キミは聞こえる
 そう言ったのは悠士である。

 軽く息を上がらせながら、悠士は手荷物いっぱいの弟にずいっと財布を押しつける。

「なにこれ、かーちゃんのだけど」
「牛乳、砂糖、中濃ソース、燃えるゴミの袋、ティッシュ」
「は、な、なに――」
「荷物は泉のだろう。俺が届けよう」

 財布の代わりに無理矢理荷物を受け取ろうとする兄を半ば蹴るように弟は追いやる。

「あの――」

 おまえが行け、頼まれたのは兄貴だろ、年上の命令は絶対だろう、かーちゃんだって年上だろ、母親は別だ、と激しい応酬を繰り広げる兄弟に泉が割って入る。

 どうした、と悠士がいつもの落ち着き払った調子で返す。

「もうずいぶん後ろだと思うんですけど、黒のコートを腕にかけた男の人、見えませんか」
「コート? ……あぁ、さっきまでおまえらをガン見していやがった男だな。なんだ、知り合いか」

 さすが。悠士は気づいていると思った。

「いえ………今はもう見てませんか」
「見てないな。俺がこうして立ち止まるまではずっと見ていたが、今は背を向けている」

 確認してみればいい、と言われ、そろそろと振り返ると、はるか遠くにそれらしき後ろ姿を捉えた。
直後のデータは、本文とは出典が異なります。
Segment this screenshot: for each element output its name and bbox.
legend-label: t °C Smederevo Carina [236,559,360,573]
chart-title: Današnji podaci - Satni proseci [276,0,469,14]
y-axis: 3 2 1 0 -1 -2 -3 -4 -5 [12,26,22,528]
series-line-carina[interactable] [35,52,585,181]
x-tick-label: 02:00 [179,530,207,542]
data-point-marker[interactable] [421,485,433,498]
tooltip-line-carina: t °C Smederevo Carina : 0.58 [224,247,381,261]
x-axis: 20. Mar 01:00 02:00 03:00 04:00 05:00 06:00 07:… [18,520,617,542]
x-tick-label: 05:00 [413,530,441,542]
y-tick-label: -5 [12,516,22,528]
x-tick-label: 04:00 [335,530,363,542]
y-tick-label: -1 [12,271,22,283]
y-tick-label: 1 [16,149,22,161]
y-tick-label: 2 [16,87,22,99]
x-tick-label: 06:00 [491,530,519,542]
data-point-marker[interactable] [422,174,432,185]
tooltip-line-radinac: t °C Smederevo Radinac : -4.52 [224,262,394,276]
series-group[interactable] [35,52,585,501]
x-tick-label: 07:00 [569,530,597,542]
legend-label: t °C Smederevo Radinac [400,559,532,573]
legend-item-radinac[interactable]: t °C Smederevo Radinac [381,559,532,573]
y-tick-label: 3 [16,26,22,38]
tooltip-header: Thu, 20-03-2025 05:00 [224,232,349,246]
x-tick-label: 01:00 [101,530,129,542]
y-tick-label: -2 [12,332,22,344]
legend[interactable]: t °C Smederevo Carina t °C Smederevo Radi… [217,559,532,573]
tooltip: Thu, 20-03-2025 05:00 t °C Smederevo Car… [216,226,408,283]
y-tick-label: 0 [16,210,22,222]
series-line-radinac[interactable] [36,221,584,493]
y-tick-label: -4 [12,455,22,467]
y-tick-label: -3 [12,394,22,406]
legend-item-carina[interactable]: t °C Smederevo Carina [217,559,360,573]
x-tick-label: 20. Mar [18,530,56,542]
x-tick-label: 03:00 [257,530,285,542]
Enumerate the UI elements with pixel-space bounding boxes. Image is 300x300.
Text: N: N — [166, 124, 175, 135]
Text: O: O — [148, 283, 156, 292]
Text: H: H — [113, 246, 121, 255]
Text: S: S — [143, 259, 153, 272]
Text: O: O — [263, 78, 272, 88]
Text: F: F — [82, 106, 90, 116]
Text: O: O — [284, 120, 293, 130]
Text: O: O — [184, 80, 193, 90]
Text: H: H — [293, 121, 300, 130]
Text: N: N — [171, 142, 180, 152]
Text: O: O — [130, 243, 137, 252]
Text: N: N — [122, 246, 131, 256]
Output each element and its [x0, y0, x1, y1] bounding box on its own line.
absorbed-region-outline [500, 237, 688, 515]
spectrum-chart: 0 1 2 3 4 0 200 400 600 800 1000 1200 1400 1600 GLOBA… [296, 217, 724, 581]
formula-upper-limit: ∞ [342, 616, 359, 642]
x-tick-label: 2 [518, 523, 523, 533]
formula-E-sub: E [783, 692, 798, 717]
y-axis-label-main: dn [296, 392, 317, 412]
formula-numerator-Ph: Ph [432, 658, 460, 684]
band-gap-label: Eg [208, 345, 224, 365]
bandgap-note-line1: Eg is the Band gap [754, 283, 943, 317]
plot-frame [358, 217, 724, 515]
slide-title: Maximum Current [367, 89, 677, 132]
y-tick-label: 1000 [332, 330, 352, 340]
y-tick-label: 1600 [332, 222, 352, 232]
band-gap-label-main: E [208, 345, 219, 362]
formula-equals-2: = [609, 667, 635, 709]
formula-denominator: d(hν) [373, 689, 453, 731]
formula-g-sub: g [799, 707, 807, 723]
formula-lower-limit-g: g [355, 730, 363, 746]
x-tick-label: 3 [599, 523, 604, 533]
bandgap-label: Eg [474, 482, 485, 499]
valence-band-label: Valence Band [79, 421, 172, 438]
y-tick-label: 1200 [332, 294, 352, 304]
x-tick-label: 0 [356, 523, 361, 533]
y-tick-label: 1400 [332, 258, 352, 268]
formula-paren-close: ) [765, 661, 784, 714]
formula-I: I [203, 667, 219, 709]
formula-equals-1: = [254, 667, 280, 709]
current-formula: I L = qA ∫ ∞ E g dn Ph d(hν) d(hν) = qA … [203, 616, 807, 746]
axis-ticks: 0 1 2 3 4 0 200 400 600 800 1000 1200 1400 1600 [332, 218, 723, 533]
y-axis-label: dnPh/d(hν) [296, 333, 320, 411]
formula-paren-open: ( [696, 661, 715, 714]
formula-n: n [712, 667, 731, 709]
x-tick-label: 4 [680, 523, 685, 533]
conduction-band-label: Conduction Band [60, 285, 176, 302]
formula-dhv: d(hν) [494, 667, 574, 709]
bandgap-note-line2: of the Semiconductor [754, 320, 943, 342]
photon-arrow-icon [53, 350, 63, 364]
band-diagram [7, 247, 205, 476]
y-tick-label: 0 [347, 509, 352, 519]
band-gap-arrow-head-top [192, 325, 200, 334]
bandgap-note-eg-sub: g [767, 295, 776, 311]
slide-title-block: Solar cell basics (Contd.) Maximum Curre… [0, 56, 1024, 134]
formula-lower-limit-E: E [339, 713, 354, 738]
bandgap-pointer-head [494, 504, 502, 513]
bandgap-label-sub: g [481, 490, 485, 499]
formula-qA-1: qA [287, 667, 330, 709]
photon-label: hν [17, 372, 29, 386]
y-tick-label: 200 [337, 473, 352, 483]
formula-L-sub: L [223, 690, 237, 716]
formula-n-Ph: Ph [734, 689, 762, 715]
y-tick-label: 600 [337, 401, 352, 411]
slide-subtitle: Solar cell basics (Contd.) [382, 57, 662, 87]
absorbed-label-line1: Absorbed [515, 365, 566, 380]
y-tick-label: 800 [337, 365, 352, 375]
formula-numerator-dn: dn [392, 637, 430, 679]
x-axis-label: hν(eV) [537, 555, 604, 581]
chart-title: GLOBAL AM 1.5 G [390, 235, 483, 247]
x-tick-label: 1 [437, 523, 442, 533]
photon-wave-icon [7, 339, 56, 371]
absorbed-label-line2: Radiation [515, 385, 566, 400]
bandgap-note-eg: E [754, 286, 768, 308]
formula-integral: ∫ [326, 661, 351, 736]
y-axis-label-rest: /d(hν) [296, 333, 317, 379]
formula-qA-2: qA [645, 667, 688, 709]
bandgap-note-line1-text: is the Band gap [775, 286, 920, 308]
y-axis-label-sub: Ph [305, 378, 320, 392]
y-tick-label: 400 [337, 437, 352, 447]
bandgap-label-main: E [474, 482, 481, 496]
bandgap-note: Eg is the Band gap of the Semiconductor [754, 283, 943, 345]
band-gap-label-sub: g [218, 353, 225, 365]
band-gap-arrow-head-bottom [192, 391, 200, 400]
 振り返ろうとする気配も見せないので、ほっと息を吐く。

 しかし、肩の力を完全に抜いてしまえるほど、心穏やかに安堵することは残念ながら出来なかった。

 思いたくはないけれど、この小骨がのどに刺さったような感覚は、なにかよくないことが起こる兆しであるように思えてならない。

 遠ざかる男の背に、しかし胸騒ぎは確実に大きくなっていく。

「なんか、嫌な目つきの男だったな」
「うん」
「代谷?」

 気のない返事をする泉に、桐野と悠士は顔を見合わせた。

 そんな彼らに泉が気づくことはなかった。